On Friday, the U.S. Circuit Court of Appeals for the Fifth Circuit overturned a federal trial court decision and ruled that the government can seek enhanced penalties against private military contractor Kellogg Brown & Root, Inc. (“KBR”) in connection with its employees’ alleged violations of the Anti-Kickback Act, a statute that prohibits government contractors and subcontractors from using bribes to influence awards. The court held for the first time that the company could be found vicariously liable for its employees’ conduct under that statute. The decision is part of ongoing litigation between the government and KBR for violations of the federal False Claims Act that were first exposed by two industry whistleblowers.
KBR secured an indefinite delivery and indefinite quantity contract to provide global logistical services to the Army in 2001. Under the contract, the Army would issue task orders to KBR. The task orders could then be fulfilled by KBR on its own or by a KBR subcontractor. The contract permitted KBR to charge the Army markups of 1% as profit and an award fee of up to 2% for its use of subcontractors to fulfill the task orders. KBR would then periodically bill the Army for the cost of performing the task orders, including any costs incurred by its subcontractors. KBR subsequently used two subcontractors to assist in the transportation of military equipment and supplies to Iraq, Afghanistan, and Kuwait between 2002 and 2006. The government intervened in United States of America ex rel. Vera, et al. v. Kellogg Brown & Root, Inc., et al. in 2010 with respect to allegations that KBR transportation department employees received illegal kickbacks in the form of meals, drinks, golf outings, and tickets to sporting events from two KBR subcontractors, Eagle Global Logistics and Panalpina Inc. Both subcontractors have since settled with the government.
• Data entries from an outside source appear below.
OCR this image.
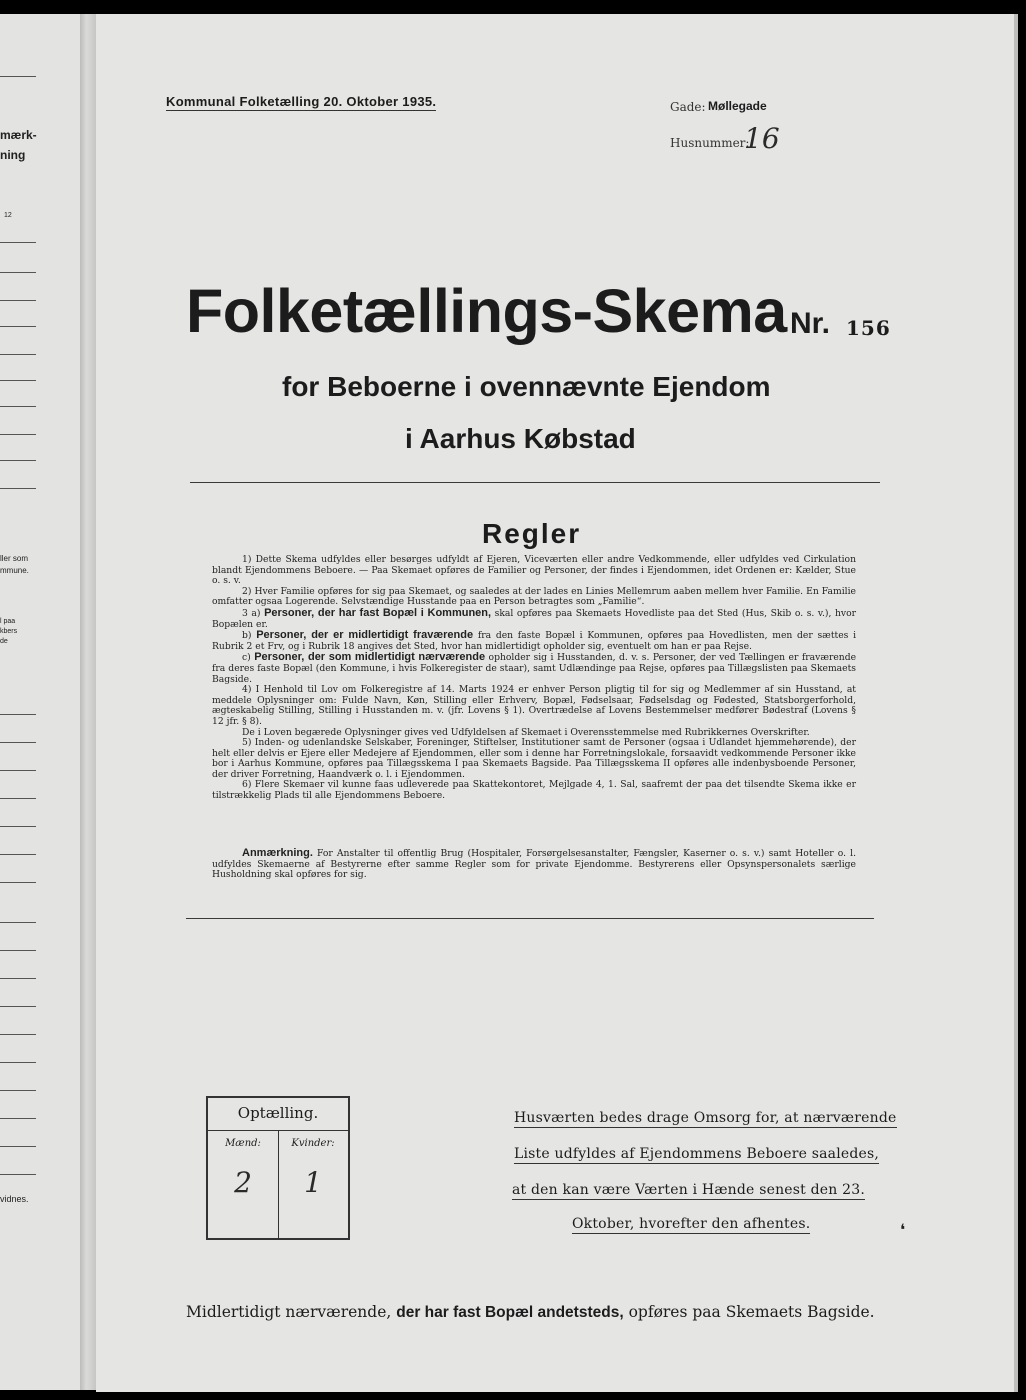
mærk-
ning
12
ller som
mmune.
l paa
kbers
de
vidnes.
Kommunal Folketælling 20. Oktober 1935.	Gade: Møllegade
Husnummer:
16
Folketællings-Skema Nr. 156
for Beboerne i ovennævnte Ejendom
i Aarhus Købstad
Regler

1) Dette Skema udfyldes eller besørges udfyldt af Ejeren, Viceværten eller andre Vedkommende, eller udfyldes ved Cirkulation blandt Ejendommens Beboere. — Paa Skemaet opføres de Familier og Personer, der findes i Ejendommen, idet Ordenen er: Kælder, Stue o. s. v.

2) Hver Familie opføres for sig paa Skemaet, og saaledes at der lades en Linies Mellemrum aaben mellem hver Familie. En Familie omfatter ogsaa Logerende. Selvstændige Husstande paa en Person betragtes som „Familie“.

3 a) Personer, der har fast Bopæl i Kommunen, skal opføres paa Skemaets Hovedliste paa det Sted (Hus, Skib o. s. v.), hvor Bopælen er.

b) Personer, der er midlertidigt fraværende fra den faste Bopæl i Kommunen, opføres paa Hovedlisten, men der sættes i Rubrik 2 et Frv, og i Rubrik 18 angives det Sted, hvor han midlertidigt opholder sig, eventuelt om han er paa Rejse.

c) Personer, der som midlertidigt nærværende opholder sig i Husstanden, d. v. s. Personer, der ved Tællingen er fraværende fra deres faste Bopæl (den Kommune, i hvis Folkeregister de staar), samt Udlændinge paa Rejse, opføres paa Tillægslisten paa Skemaets Bagside.

4) I Henhold til Lov om Folkeregistre af 14. Marts 1924 er enhver Person pligtig til for sig og Medlemmer af sin Husstand, at meddele Oplysninger om: Fulde Navn, Køn, Stilling eller Erhverv, Bopæl, Fødselsaar, Fødselsdag og Fødested, Statsborgerforhold, ægteskabelig Stilling, Stilling i Husstanden m. v. (jfr. Lovens § 1). Overtrædelse af Lovens Bestemmelser medfører Bødestraf (Lovens § 12 jfr. § 8).

De i Loven begærede Oplysninger gives ved Udfyldelsen af Skemaet i Overensstemmelse med Rubrikkernes Overskrifter.

5) Inden- og udenlandske Selskaber, Foreninger, Stiftelser, Institutioner samt de Personer (ogsaa i Udlandet hjemmehørende), der helt eller delvis er Ejere eller Medejere af Ejendommen, eller som i denne har Forretningslokale, forsaavidt vedkommende Personer ikke bor i Aarhus Kommune, opføres paa Tillægsskema I paa Skemaets Bagside. Paa Tillægsskema II opføres alle indenbysboende Personer, der driver Forretning, Haandværk o. l. i Ejendommen.

6) Flere Skemaer vil kunne faas udleverede paa Skattekontoret, Mejlgade 4, 1. Sal, saafremt der paa det tilsendte Skema ikke er tilstrækkelig Plads til alle Ejendommens Beboere.

Anmærkning. For Anstalter til offentlig Brug (Hospitaler, Forsørgelsesanstalter, Fængsler, Kaserner o. s. v.) samt Hoteller o. l. udfyldes Skemaerne af Bestyrerne efter samme Regler som for private Ejendomme. Bestyrerens eller Opsynspersonalets særlige Husholdning skal opføres for sig.

Optælling.
Mænd:	Kvinder:
2	1
Husværten bedes drage Omsorg for, at nærværende
Liste udfyldes af Ejendommens Beboere saaledes,
at den kan være Værten i Hænde senest den 23.
Oktober, hvorefter den afhentes.	❛
Midlertidigt nærværende, der har fast Bopæl andetsteds, opføres paa Skemaets Bagside.
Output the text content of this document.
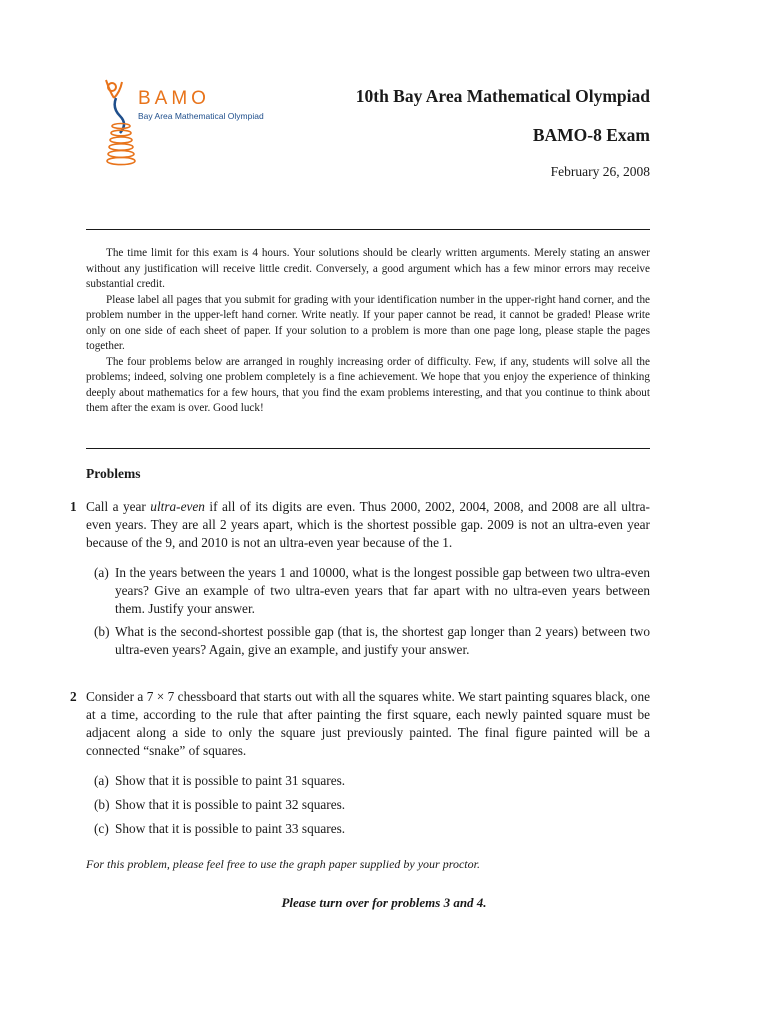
BAMO
Bay Area Mathematical Olympiad
10th Bay Area Mathematical Olympiad
BAMO-8 Exam
February 26, 2008

The time limit for this exam is 4 hours. Your solutions should be clearly written arguments. Merely stating an answer without any justification will receive little credit. Conversely, a good argument which has a few minor errors may receive substantial credit.

Please label all pages that you submit for grading with your identification number in the upper-right hand corner, and the problem number in the upper-left hand corner. Write neatly. If your paper cannot be read, it cannot be graded! Please write only on one side of each sheet of paper. If your solution to a problem is more than one page long, please staple the pages together.

The four problems below are arranged in roughly increasing order of difficulty. Few, if any, students will solve all the problems; indeed, solving one problem completely is a fine achievement. We hope that you enjoy the experience of thinking deeply about mathematics for a few hours, that you find the exam problems interesting, and that you continue to think about them after the exam is over. Good luck!

Problems
1 Call a year ultra-even if all of its digits are even. Thus 2000, 2002, 2004, 2008, and 2008 are all ultra-even years. They are all 2 years apart, which is the shortest possible gap. 2009 is not an ultra-even year because of the 9, and 2010 is not an ultra-even year because of the 1.

(a) In the years between the years 1 and 10000, what is the longest possible gap between two ultra-even years? Give an example of two ultra-even years that far apart with no ultra-even years between them. Justify your answer.
(b) What is the second-shortest possible gap (that is, the shortest gap longer than 2 years) between two ultra-even years? Again, give an example, and justify your answer.
2 Consider a 7 × 7 chessboard that starts out with all the squares white. We start painting squares black, one at a time, according to the rule that after painting the first square, each newly painted square must be adjacent along a side to only the square just previously painted. The final figure painted will be a connected “snake” of squares.

(a) Show that it is possible to paint 31 squares.
(b) Show that it is possible to paint 32 squares.
(c) Show that it is possible to paint 33 squares.
For this problem, please feel free to use the graph paper supplied by your proctor.
Please turn over for problems 3 and 4.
After the government intervened, it sought to recover enhanced penalties against KBR for “knowing” violations of the Anti-Kickback Act. Under that law, civil penalties equal to twice the amount of each kickback as well as up to $11,000 for each occurrence can be assessed against a defendant that is found liable. The government’s complaint alleged that KBR employees took 317 separate kickbacks totaling approximately $46,000. Under the False Claims Act, a defendant is liable for treble damages as well as between $5,500 and $11,000 for each individual false claim. If found liable, KBR would be responsible under the False Claims Act for any fraudulently received subcontract award fee percentage and profit percentage as well as any of the kickback costs incurred by its subcontractors that were then charged to the Army under the prime contract.
Dating back to 1863, the False Claims Act recognizes various types of fraud, including false claims made with respect to government defense contracts. Such contracts are especially susceptible to fraud as they account for approximately one-fifth of all government spending. Under the qui tam provisions of the False Claims Act, a private citizen acting as a whistleblower (also known as a relator) can sue on behalf of the United States to allege fraud. Following an investigation, the government will decide whether or not to intervene in the case. If the government does not intervene, a relator may still proceed with their claims. In this case for example, the government only chose to intervene with respect to certain allegations made by the relators. If the qui tam suit is successful, the relator is entitled to between 15% and 30% of any final judgment or settlement. Recent amendments to the False Claims Act have also given relators increased protection from employer retaliation.